I have referred to the concept of duty before as faithfully doing what is in front of you that needs doing. Elizabeth Elliot says, as advice to overwhelmed mothers, "Do the next thing." This usually involves something mundane and unexciting, like making sure the house is picked up, holding the crying baby, or going to bed at a decent hour rather than staying up enjoying "me time" and then being too tired the next day to do one's duty as well as could be done. (Why yes, I am preaching to the choir here. How observant of you.) Remembering one's duty is a safeguard against taking on things that we are not supposed to do, because those things conflict with what is clearly our primary duty.
Now, I would venture that not all of us are as ambitious as Jen. We may not be tempted to abandon our duty in pursuit of greater holiness. But we abandon our duty all the same. Sometimes it's in pursuit of comfort. Or happiness. Or because we resent the work we need to do. Often it's because we don't believe that what we are doing has any intrinsic worth. A dear friend of mine asked this weekend, "How can cleaning up an endlessly messy house be any thing other than frustrating and tiresome?" (Or something close, I don't remember her exact words.)
Or when we do do our duty, we resent it. We indulge in angry and bitter thoughts as we go about our tasks, and we live for the moment when we can get away from it all.
Then we wonder why we are unhappy; why every break leaves us, not refreshed, but craving more breaks, resenting even more the duty in front of us. We neglect the house in order to "rest and recover" from a late night of web surfing. We nap at work in order to recover from a late night out. We turn in shoddy workmanship at school because we wanted to hang out with friends instead of study. And we find ourselves frustrated, and stressed, and depressed.

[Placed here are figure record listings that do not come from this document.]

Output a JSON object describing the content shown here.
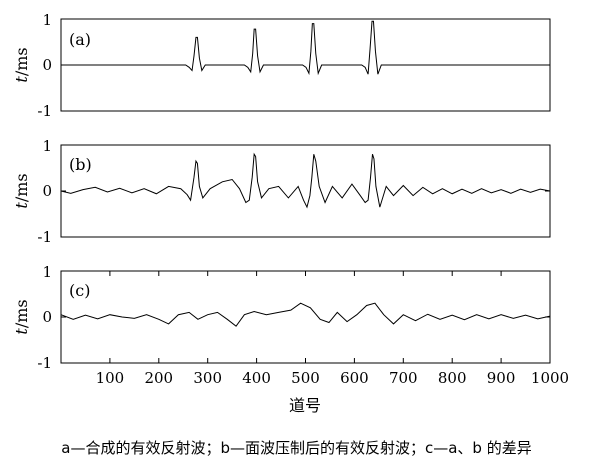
{
  "chart_data": [
    {
      "type": "line",
      "panel_label": "(a)",
      "ylabel": "t/ms",
      "ylabel_italic_part": "t",
      "ylabel_unit_part": "/ms",
      "xlim": [
        0,
        1000
      ],
      "ylim": [
        -1,
        1
      ],
      "yticks": [
        1,
        0,
        -1
      ],
      "grid": false,
      "x": [
        0,
        255,
        262,
        268,
        272,
        276,
        279,
        283,
        288,
        295,
        375,
        382,
        388,
        392,
        395,
        398,
        402,
        407,
        414,
        494,
        501,
        507,
        511,
        514,
        517,
        521,
        526,
        533,
        615,
        622,
        628,
        632,
        636,
        639,
        643,
        648,
        655,
        1000
      ],
      "y": [
        0,
        0,
        -0.05,
        -0.12,
        0.2,
        0.6,
        0.6,
        0.15,
        -0.12,
        0,
        0,
        -0.05,
        -0.15,
        0.25,
        0.78,
        0.78,
        0.2,
        -0.15,
        0,
        0,
        -0.05,
        -0.18,
        0.3,
        0.9,
        0.9,
        0.25,
        -0.18,
        0,
        0,
        -0.05,
        -0.2,
        0.35,
        0.95,
        0.95,
        0.3,
        -0.2,
        0,
        0
      ]
    },
    {
      "type": "line",
      "panel_label": "(b)",
      "ylabel": "t/ms",
      "ylabel_italic_part": "t",
      "ylabel_unit_part": "/ms",
      "xlim": [
        0,
        1000
      ],
      "ylim": [
        -1,
        1
      ],
      "yticks": [
        1,
        0,
        -1
      ],
      "grid": false,
      "x": [
        0,
        20,
        45,
        70,
        95,
        120,
        145,
        170,
        195,
        220,
        245,
        258,
        265,
        272,
        276,
        279,
        283,
        290,
        305,
        330,
        350,
        365,
        378,
        385,
        391,
        395,
        398,
        402,
        410,
        425,
        445,
        465,
        485,
        496,
        503,
        509,
        513,
        517,
        521,
        528,
        540,
        555,
        575,
        595,
        612,
        622,
        628,
        633,
        637,
        640,
        644,
        652,
        665,
        680,
        700,
        720,
        740,
        760,
        780,
        800,
        820,
        840,
        860,
        880,
        900,
        920,
        940,
        960,
        980,
        1000
      ],
      "y": [
        0,
        -0.05,
        0.03,
        0.08,
        -0.02,
        0.06,
        -0.04,
        0.05,
        -0.06,
        0.1,
        0.05,
        -0.08,
        -0.2,
        0.3,
        0.65,
        0.6,
        0.1,
        -0.15,
        0.05,
        0.2,
        0.25,
        0.05,
        -0.25,
        -0.2,
        0.3,
        0.8,
        0.75,
        0.2,
        -0.15,
        0.05,
        0.1,
        -0.15,
        0.1,
        -0.2,
        -0.35,
        -0.1,
        0.3,
        0.8,
        0.65,
        0.1,
        -0.25,
        0.1,
        -0.15,
        0.15,
        -0.1,
        -0.25,
        -0.2,
        0.3,
        0.8,
        0.7,
        0.1,
        -0.35,
        0.1,
        -0.1,
        0.12,
        -0.1,
        0.08,
        -0.06,
        0.05,
        -0.06,
        0.04,
        -0.05,
        0.05,
        -0.04,
        0.03,
        -0.05,
        0.04,
        -0.03,
        0.04,
        0
      ]
    },
    {
      "type": "line",
      "panel_label": "(c)",
      "ylabel": "t/ms",
      "ylabel_italic_part": "t",
      "ylabel_unit_part": "/ms",
      "xlim": [
        0,
        1000
      ],
      "ylim": [
        -1,
        1
      ],
      "yticks": [
        1,
        0,
        -1
      ],
      "xticks": [
        100,
        200,
        300,
        400,
        500,
        600,
        700,
        800,
        900,
        1000
      ],
      "xlabel": "道号",
      "grid": false,
      "x": [
        0,
        25,
        50,
        75,
        100,
        125,
        150,
        175,
        200,
        220,
        240,
        262,
        280,
        300,
        320,
        340,
        358,
        375,
        395,
        420,
        445,
        470,
        490,
        510,
        530,
        548,
        565,
        585,
        605,
        625,
        642,
        660,
        680,
        700,
        725,
        750,
        775,
        800,
        825,
        850,
        875,
        900,
        925,
        950,
        975,
        1000
      ],
      "y": [
        0.05,
        -0.05,
        0.04,
        -0.04,
        0.05,
        0,
        -0.03,
        0.05,
        -0.05,
        -0.15,
        0.05,
        0.1,
        -0.05,
        0.05,
        0.1,
        -0.05,
        -0.2,
        0.05,
        0.12,
        0.05,
        0.1,
        0.15,
        0.3,
        0.2,
        -0.05,
        -0.12,
        0.1,
        -0.1,
        0.05,
        0.25,
        0.3,
        0.05,
        -0.15,
        0.05,
        -0.08,
        0.06,
        -0.05,
        0.04,
        -0.06,
        0.05,
        -0.04,
        0.05,
        -0.03,
        0.04,
        -0.04,
        0.02
      ]
    }
  ],
  "caption": "a—合成的有效反射波；b—面波压制后的有效反射波；c—a、b 的差异"
}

It's because we are neglecting our duties. It's because we don't believe that doing our duty matters. Especially us mothers. Everything around us screams, "You are wasting your time and your life!" Some don't know what this feels like and that's wonderful. But most mothers know what I'm talking about.
What was the point of my education when all I'm doing is wiping butts day after day?

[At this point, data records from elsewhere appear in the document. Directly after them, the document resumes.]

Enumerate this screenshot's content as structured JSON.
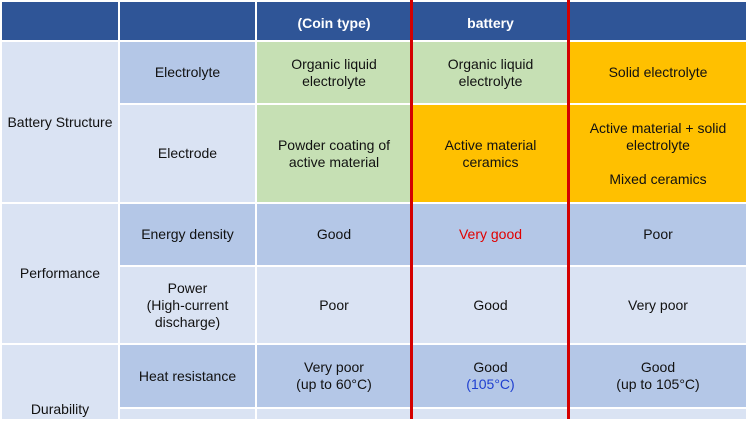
{
  "header": {
    "col3": "(Coin type)",
    "col4": "battery",
    "col5": ""
  },
  "sections": {
    "structure": "Battery Structure",
    "performance": "Performance",
    "durability": "Durability"
  },
  "rows": {
    "electrolyte": {
      "label": "Electrolyte",
      "coin": "Organic liquid electrolyte",
      "middle": "Organic liquid electrolyte",
      "right": "Solid electrolyte"
    },
    "electrode": {
      "label": "Electrode",
      "coin": "Powder coating of active material",
      "middle": "Active material ceramics",
      "right_line1": "Active material + solid electrolyte",
      "right_line2": "Mixed ceramics"
    },
    "energy": {
      "label": "Energy density",
      "coin": "Good",
      "middle": "Very good",
      "right": "Poor"
    },
    "power": {
      "label_line1": "Power",
      "label_line2": "(High-current discharge)",
      "coin": "Poor",
      "middle": "Good",
      "right": "Very poor"
    },
    "heat": {
      "label": "Heat resistance",
      "coin_line1": "Very poor",
      "coin_line2": "(up to 60°C)",
      "middle_line1": "Good",
      "middle_line2": "(105°C)",
      "right_line1": "Good",
      "right_line2": "(up to 105°C)"
    }
  },
  "colors": {
    "header": "#2f5597",
    "row_dark": "#b4c7e7",
    "row_light": "#dae3f3",
    "green_cell": "#c6e0b4",
    "orange_cell": "#ffc000",
    "highlight_line": "#d40000",
    "red_text": "#e00000",
    "blue_text": "#1f3fd0"
  }
}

Anyone could clean a house. Yet why do I find it so difficult to keep it clean?
I'm too smart to pick up after people who speak in grunts all day long.
I should be spending my time and energy doing something about the injustices of the world, rather than reading story books to a few privileged children.
Jen hits at the crux of the issue with this sentence.
I've found rest and peace in the knowledge that what God wants first and foremost is that I simply, lovingly fulfill the basic duties he's set in front of me as a wife and a mother.
The key to being happy in our roles is to trust that what we are doing matters. But that means understanding life from a perspective that isn't found much in modern culture. It's the idea that relationships matter more than accomplishments. That serving others is an act of love. That people are more important than things or tasks. At the end of our lives what will matter is how well we loved God and each other.
Jen also had this to say.
Too often I've insisted on forcing through my plans for holiness at the expense of my duties -- and almost every time all those big plans end up fizzling in front of me, leaving me in a worse place than where I started. Yet on the occasions that I've managed to be obedient to my duties first, it's been stunning to see how God has opened one unlikely door after another to allow me to fulfill those desires within the constraints of my vocation.In my experience it is the same with whatever I am seeking; happiness, peace, fulfillment, contentment. The path toward those good things lies through embracing and submitting myself joyfully to the duties I have before me and doing it with all my heart. The more I squirm and try to wriggle around them, the more miserable I become.
Faithfulness is the path through, and gratitude, I think, is the path to finding joy in those things that we have previously resented. If we can make a beginning in these two things, with the grace of God, the rest will follow.
to clarify: I'm not advocating working and serving to the point of neglecting one's own needs and health. I'm talking about balance, but that's for another post. Most often we are out of balance in the opposite direction I think.